Yes, two "ifs" is a ton. Who knew?
And as if apple & you aren't pulling at emotional stings with your clamor of privacy above all.
Don't know why you had to bring your butt into this unless it's highly emotional for you.
But got it, your privacy above all & to hell with anyone else.
Having one's privacy invaded can and often does expose one to likely and often enough to physical harm.
Experience does improve the concern for privacy.
But then again in the instant case, of apple having been served a warrant for opening a phone with needing special tools to be constructed does in fact create a back door, kind of small but in the middle eastern vernacular it is the "camel's nose under the tent"
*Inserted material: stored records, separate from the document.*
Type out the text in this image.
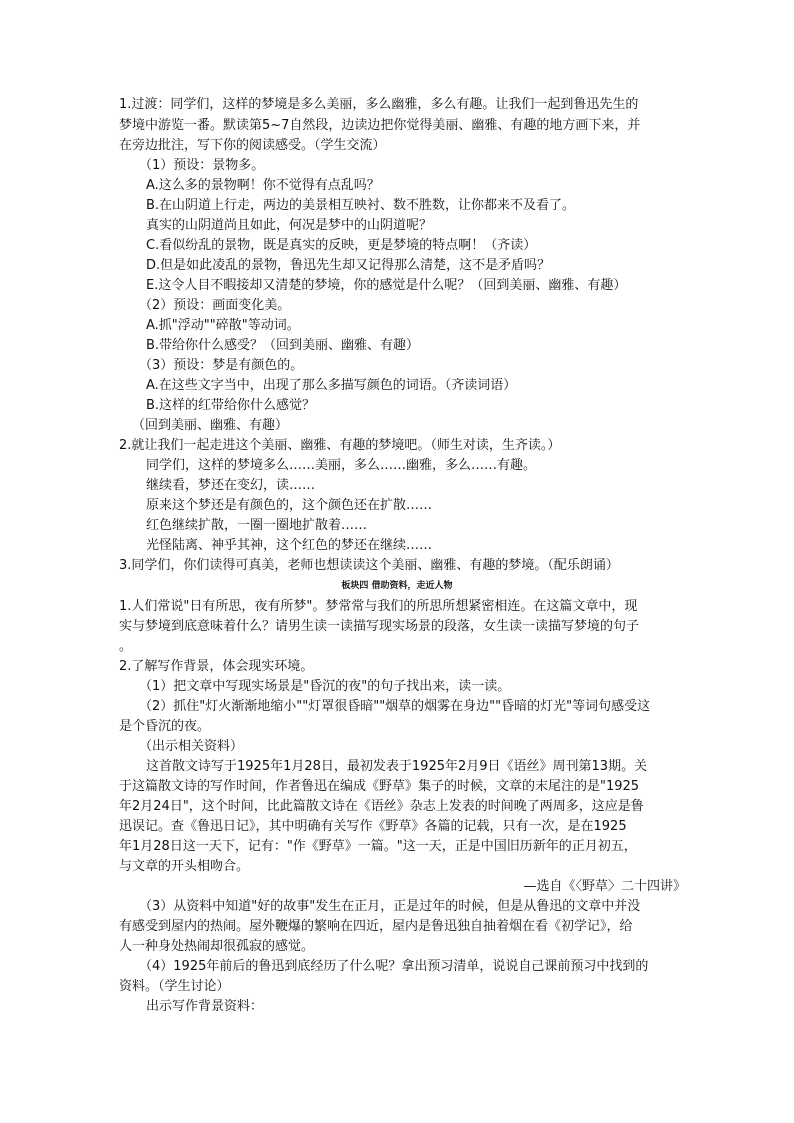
1.过渡：同学们，这样的梦境是多么美丽，多么幽雅，多么有趣。让我们一起到鲁迅先生的
梦境中游览一番。默读第5~7自然段，边读边把你觉得美丽、幽雅、有趣的地方画下来，并
在旁边批注，写下你的阅读感受。（学生交流）
（1）预设：景物多。
A.这么多的景物啊！你不觉得有点乱吗？
B.在山阴道上行走，两边的美景相互映衬、数不胜数，让你都来不及看了。
真实的山阴道尚且如此，何况是梦中的山阴道呢？
C.看似纷乱的景物，既是真实的反映，更是梦境的特点啊！（齐读）
D.但是如此凌乱的景物，鲁迅先生却又记得那么清楚，这不是矛盾吗？
E.这令人目不暇接却又清楚的梦境，你的感觉是什么呢？（回到美丽、幽雅、有趣）
（2）预设：画面变化美。
A.抓"浮动""碎散"等动词。
B.带给你什么感受？（回到美丽、幽雅、有趣）
（3）预设：梦是有颜色的。
A.在这些文字当中，出现了那么多描写颜色的词语。（齐读词语）
B.这样的红带给你什么感觉？
（回到美丽、幽雅、有趣）
2.就让我们一起走进这个美丽、幽雅、有趣的梦境吧。（师生对读，生齐读。）
同学们，这样的梦境多么……美丽，多么……幽雅，多么……有趣。
继续看，梦还在变幻，读……
原来这个梦还是有颜色的，这个颜色还在扩散……
红色继续扩散，一圈一圈地扩散着……
光怪陆离、神乎其神，这个红色的梦还在继续……
3.同学们，你们读得可真美，老师也想读读这个美丽、幽雅、有趣的梦境。（配乐朗诵）
板块四 借助资料，走近人物
1.人们常说"日有所思，夜有所梦"。梦常常与我们的所思所想紧密相连。在这篇文章中，现
实与梦境到底意味着什么？请男生读一读描写现实场景的段落，女生读一读描写梦境的句子
。
2.了解写作背景，体会现实环境。
（1）把文章中写现实场景是"昏沉的夜"的句子找出来，读一读。
（2）抓住"灯火渐渐地缩小""灯罩很昏暗""烟草的烟雾在身边""昏暗的灯光"等词句感受这
是个昏沉的夜。
（出示相关资料）
这首散文诗写于1925年1月28日，最初发表于1925年2月9日《语丝》周刊第13期。关
于这篇散文诗的写作时间，作者鲁迅在编成《野草》集子的时候，文章的末尾注的是"1925
年2月24日"，这个时间，比此篇散文诗在《语丝》杂志上发表的时间晚了两周多，这应是鲁
迅误记。查《鲁迅日记》，其中明确有关写作《野草》各篇的记载，只有一次，是在1925
年1月28日这一天下，记有："作《野草》一篇。"这一天，正是中国旧历新年的正月初五，
与文章的开头相吻合。
—选自《〈野草〉二十四讲》
（3）从资料中知道"好的故事"发生在正月，正是过年的时候，但是从鲁迅的文章中并没
有感受到屋内的热闹。屋外鞭爆的繁响在四近，屋内是鲁迅独自抽着烟在看《初学记》，给
人一种身处热闹却很孤寂的感觉。
（4）1925年前后的鲁迅到底经历了什么呢？拿出预习清单，说说自己课前预习中找到的
资料。（学生讨论）
出示写作背景资料：
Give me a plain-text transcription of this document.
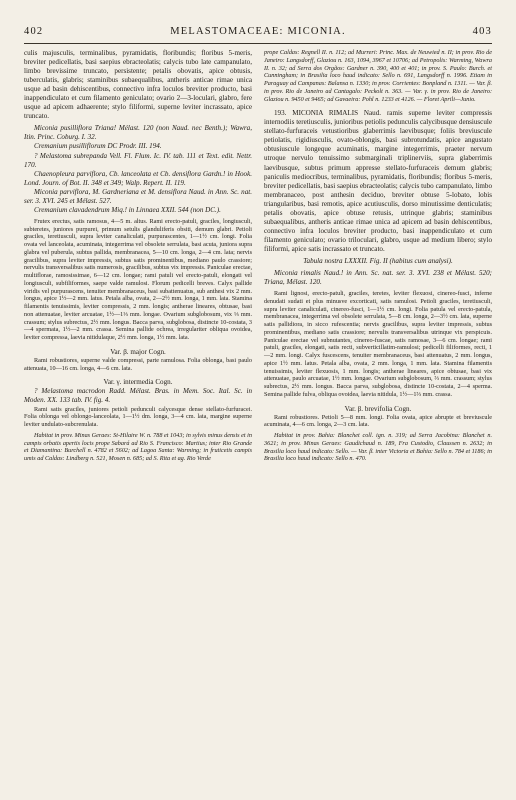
402	MELASTOMACEAE: MICONIA.	403

culis majusculis, terminalibus, pyramidatis, floribundis; floribus 5-meris, breviter pedicellatis, basi saepius ebracteolatis; calycis tubo late campanulato, limbo brevissime truncato, persistente; petalis obovatis, apice obtusis, tuberculatis, glabris; staminibus subaequalibus, antheris anticae rimae unica usque ad basin dehiscentibus, connectivo infra loculos breviter producto, basi inappendiculato et cum filamento geniculato; ovario 2—3-loculari, glabro, fere usque ad apicem adhaerente; stylo filiformi, superne leviter incrassato, apice truncato.

Miconia pusilliflora Triana! Mélast. 120 (non Naud. nec Benth.); Wawra, Itin. Princ. Coburg. I. 32.

Cremanium pusilliflorum DC Prodr. III. 194.

? Melastoma subrepanda Vell. Fl. Flum. Ic. IV. tab. 111 et Text. edit. Nettr. 170.

Chaenopleura parviflora, Cb. lanceolata et Cb. densiflora Gardn.! in Hook. Lond. Journ. of Bot. II. 348 et 349; Walp. Repert. II. 119.

Miconia parviflora, M. Gardneriana et M. densiflora Naud. in Ann. Sc. nat. ser. 3. XVI. 245 et Mélast. 527.

Cremanium clavadendrum Miq.! in Linnaea XXII. 544 (non DC.).

Frutex erectus, satis ramosus, 4—5 m. altus. Rami erecto-patuli, graciles, longiusculi, subteretes, juniores purpurei, primum setulis glanduliferis obsiti, demum glabri. Petioli graciles, teretiusculi, supra leviter canaliculati, purpurascentes, 1—1½ cm. longi. Folia ovata vel lanceolata, acuminata, integerrima vel obsolete serrulata, basi acuta, juniora supra glabra vel puberula, subtus pallida, membranacea, 5—10 cm. longa, 2—4 cm. lata; nervis gracilibus, supra leviter impressis, subtus satis prominentibus, mediano paulo crassiore; nervulis transversalibus satis numerosis, gracilibus, subtus vix impressis. Paniculae erectae, multiflorae, ramosissimae, 6—12 cm. longae; rami patuli vel erecto-patuli, elongati vel longiusculi, subfiliformes, saepe valde ramulosi. Florum pedicelli breves. Calyx pallide viridis vel purpurascens, tenuiter membranaceus, basi subattenuatus, sub anthesi vix 2 mm. longus, apice 1½—2 mm. latus. Petala alba, ovata, 2—2½ mm. longa, 1 mm. lata. Stamina filamentis tenuissimis, leviter compressis, 2 mm. longis; antherae lineares, obtusae, basi non attenuatae, leviter arcuatae, 1½—1⅓ mm. longae. Ovarium subglobosum, vix ⅓ mm. crassum; stylus subrectus, 2½ mm. longus. Bacca parva, subglobosa, distincte 10-costata, 3—4 spermata, 1½—2 mm. crassa. Semina pallide ochrea, irregulariter obliqua ovoidea, leviter compressa, laevia nitidulaque, 2½ mm. longa, 1½ mm. lata.

Var. β. major Cogn.

Rami robustiores, superne valde compressi, parte ramulosa. Folia oblonga, basi paulo attenuata, 10—16 cm. longa, 4—6 cm. lata.

Var. γ. intermedia Cogn.

? Melastoma macrodon Radd. Mélast. Bras. in Mem. Soc. Ital. Sc. in Moden. XX. 133 tab. IV. fig. 4.

Rami satis graciles, juniores petioli pedunculi calycesque dense stellato-furfuracei. Folia oblonga vel oblongo-lanceolata, 1—1½ dm. longa, 3—4 cm. lata, margine superne leviter undulato-subcrenulata.

Habitat in prov. Minas Geraes: St-Hilaire W. n. 788 et 1043; in sylvis minus densis et in campis orbatis apertis locis prope Sabará ad Rio S. Francisco: Martius; inter Rio Grande et Diamantina: Burchell n. 4782 et 5602; ad Lagoa Santa: Warming; in fruticetis campis umis ad Caldas: Lindberg n. 521, Mosen n. 685; ad S. Rita et ag. Rio Verde

prope Caldas: Regnell II. n. 112; ad Murreri: Princ. Max. de Neuwied n. II; in prov. Rio de Janeiro: Langsdorff, Glaziou n. 163, 1094, 3967 et 10706; ad Petropolis: Warming, Wawra II. n. 32; ad Serra dos Orgãos: Gardner n. 390, 400 et 401; in prov. S. Paulo: Burch. et Cunningham; in Brasilia loco haud indicato: Sello n. 691, Langsdorff n. 1996. Etiam in Paraguay ad Campanas: Balansa n. 1330; in prov. Corrientes: Bonpland n. 1311. — Var. β. in prov. Rio de Janeiro ad Cantagalo: Peckolt n. 363. — Var. γ. in prov. Rio de Janeiro: Glaziou n. 9450 et 9465; ad Gavaeira: Pohl n. 1233 et 4126. — Floret Aprili—Junio.

193. MICONIA RIMALIS Naud. ramis superne leviter compressis internodiis teretiusculis, junioribus petiolis pedunculis calycibusque densiuscule stellato-furfuraceis vetustioribus glaberrimis laevibusque; foliis breviuscule petiolatis, rigidiusculis, ovato-oblongis, basi subrotundatis, apice angustato obtusiuscule longeque acuminatis, margine integerrimis, praeter nervum utroque nervulo tenuissimo submarginali triplinerviis, supra glaberrimis laevibusque, subtus primum appresse stellato-furfuraceis demum glabris; paniculis mediocribus, terminalibus, pyramidatis, floribundis; floribus 5-meris, breviter pedicellatis, basi saepius ebracteolatis; calycis tubo campanulato, limbo membranaceo, post anthesin deciduo, breviter obtuse 5-lobato, lobis triangularibus, basi remotis, apice acutiusculis, dorso minutissime denticulatis; petalis obovatis, apice obtuse retusis, utrinque glabris; staminibus subaequalibus, antheris anticae rimae unica ad apicem ad basin dehiscentibus, connectivo infra loculos breviter producto, basi inappendiculato et cum filamento geniculato; ovario triloculari, glabro, usque ad medium libero; stylo filiformi, apice satis incrassato et truncato.

Tabula nostra LXXXII. Fig. II (habitus cum analysi).

Miconia rimalis Naud.! in Ann. Sc. nat. ser. 3. XVI. 238 et Mélast. 520; Triana, Mélast. 120.

Rami lignosi, erecto-patuli, graciles, teretes, leviter flexuosi, cinereo-fusci, inferne denudati sudati et plus minusve excorticati, satis ramulosi. Petioli graciles, teretiusculi, supra leviter canaliculati, cinereo-fusci, 1—1½ cm. longi. Folia patula vel erecto-patula, membranacea, integerrima vel obsolete serrulata, 5—8 cm. longa, 2—3½ cm. lata, superne satis pallidiora, in sicco rufescentia; nervis gracilibus, supra leviter impressis, subtus prominentibus, mediano satis crassiore; nervulis transversalibus utrinque vix perspicuis. Paniculae erectae vel subnutantes, cinereo-fuscae, satis ramosae, 3—6 cm. longae; rami patuli, graciles, elongati, satis recti, subverticillatim-ramulosi; pedicelli filiformes, recti, 1—2 mm. longi. Calyx fuscescens, tenuiter membranaceus, basi attenuatus, 2 mm. longus, apice 1½ mm. latus. Petala alba, ovata, 2 mm. longa, 1 mm. lata. Stamina filamentis tenuissimis, leviter flexuosis, 1 mm. longis; antherae lineares, apice obtusae, basi vix attenuatae, paulo arcuatae, 1½ mm. longae. Ovarium subglobosum, ⅔ mm. crassum; stylus subrectus, 2½ mm. longus. Bacca parva, subglobosa, distincte 10-costata, 2—4 sperma. Semina pallide fulva, obliqua ovoidea, laevia nitidula, 1½—1⅔ mm. crassa.

Var. β. brevifolia Cogn.

Rami robustiores. Petioli 5—8 mm. longi. Folia ovata, apice abrupte et breviuscule acuminata, 4—6 cm. longa, 2—3 cm. lata.

Habitat in prov. Bahia: Blanchet coll. ign. n. 319; ad Serra Jacobina: Blanchet n. 3621; in prov. Minas Geraes: Gaudichaud n. 189, Fra Custodio, Claussen n. 2632; in Brasilia loco haud indicato: Sello. — Var. β. inter Victoria et Bahia: Sello n. 784 et 1186; in Brasilia loco haud indicato: Sello n. 470.
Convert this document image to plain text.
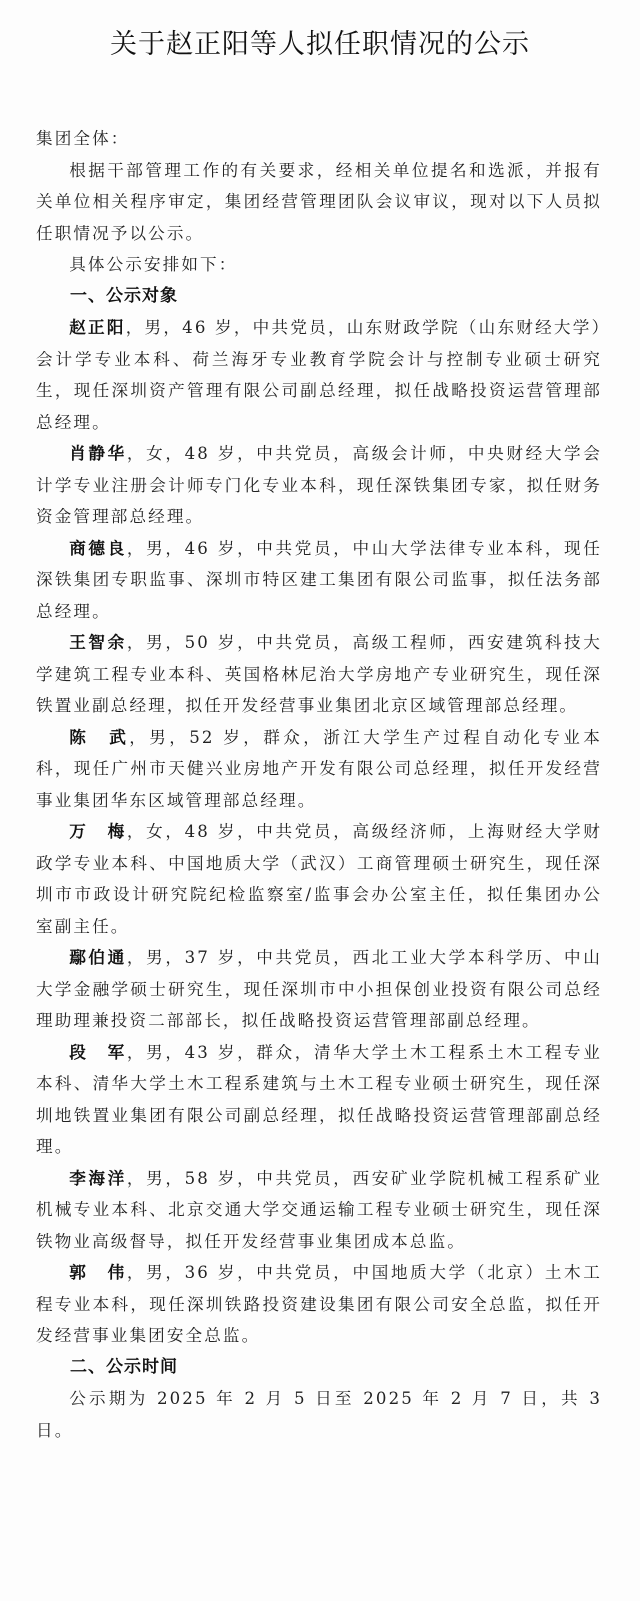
关于赵正阳等人拟任职情况的公示

集团全体：

根据干部管理工作的有关要求，经相关单位提名和选派，并报有关单位相关程序审定，集团经营管理团队会议审议，现对以下人员拟任职情况予以公示。

具体公示安排如下：

一、公示对象

赵正阳，男，46 岁，中共党员，山东财政学院（山东财经大学）会计学专业本科、荷兰海牙专业教育学院会计与控制专业硕士研究生，现任深圳资产管理有限公司副总经理，拟任战略投资运营管理部总经理。

肖静华，女，48 岁，中共党员，高级会计师，中央财经大学会计学专业注册会计师专门化专业本科，现任深铁集团专家，拟任财务资金管理部总经理。

商德良，男，46 岁，中共党员，中山大学法律专业本科，现任深铁集团专职监事、深圳市特区建工集团有限公司监事，拟任法务部总经理。

王智余，男，50 岁，中共党员，高级工程师，西安建筑科技大学建筑工程专业本科、英国格林尼治大学房地产专业研究生，现任深铁置业副总经理，拟任开发经营事业集团北京区域管理部总经理。

陈　武，男，52 岁，群众，浙江大学生产过程自动化专业本科，现任广州市天健兴业房地产开发有限公司总经理，拟任开发经营事业集团华东区域管理部总经理。

万　梅，女，48 岁，中共党员，高级经济师，上海财经大学财政学专业本科、中国地质大学（武汉）工商管理硕士研究生，现任深圳市市政设计研究院纪检监察室/监事会办公室主任，拟任集团办公室副主任。

鄢伯通，男，37 岁，中共党员，西北工业大学本科学历、中山大学金融学硕士研究生，现任深圳市中小担保创业投资有限公司总经理助理兼投资二部部长，拟任战略投资运营管理部副总经理。

段　军，男，43 岁，群众，清华大学土木工程系土木工程专业本科、清华大学土木工程系建筑与土木工程专业硕士研究生，现任深圳地铁置业集团有限公司副总经理，拟任战略投资运营管理部副总经理。

李海洋，男，58 岁，中共党员，西安矿业学院机械工程系矿业机械专业本科、北京交通大学交通运输工程专业硕士研究生，现任深铁物业高级督导，拟任开发经营事业集团成本总监。

郭　伟，男，36 岁，中共党员，中国地质大学（北京）土木工程专业本科，现任深圳铁路投资建设集团有限公司安全总监，拟任开发经营事业集团安全总监。

二、公示时间

公示期为 2025 年 2 月 5 日至 2025 年 2 月 7 日，共 3 日。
One can also play devil's advocate and quote or paraphrase one of our former esteemed public servant's earnest exclamation:
But what difference does it make now.
The parties of concern in this case and the one the esteemed former public public servant referred to are no longer with us.
As I noted before I am no fan of apple. Quiet the opposite. I do appreciate their efforts at making a secure communications and data storage device. Yet managed it with an inexplicably huge hole for security.
Namely, even if the user is religious about a complex security code and enabled the wipe feature after ten failed attempts the information and data of the the device still is exploitable. If as often admonished to backup faithfully, also enabled the automatic icloud backup the information is now insecure.
Here is why.
Apple has unfettered access to the iCloud and can without much trouble extract all stored info. Apple has in the past did acces and extract and turn over to three letter and other agencies the full contetns of iCloud backups. Abd will continue to do so.
Finally apple may have actually found a way to get out from the burden of doing the gummint's bidding. And I do hope they succeed. As I hope other device makers succeed as well.
This refusal to access a particular iphone does create a lot of public discussion and is a very effective smokescreen to push into the background their supremely obnoxious software OS upgrade, supposedly bricking iphones with Error 53. Of course we now know that for apple it was an easily fixed problem. As a cynic I'd say it was a thinly veiled attempt at boosting flagging sales of iphones.
BTW if any communications with any accomplices outside of US were done the FBI shopuld have no problem getting that info form the NSA or other acronymed monitoring database.
Cheers, I'll have a cold one for privacy.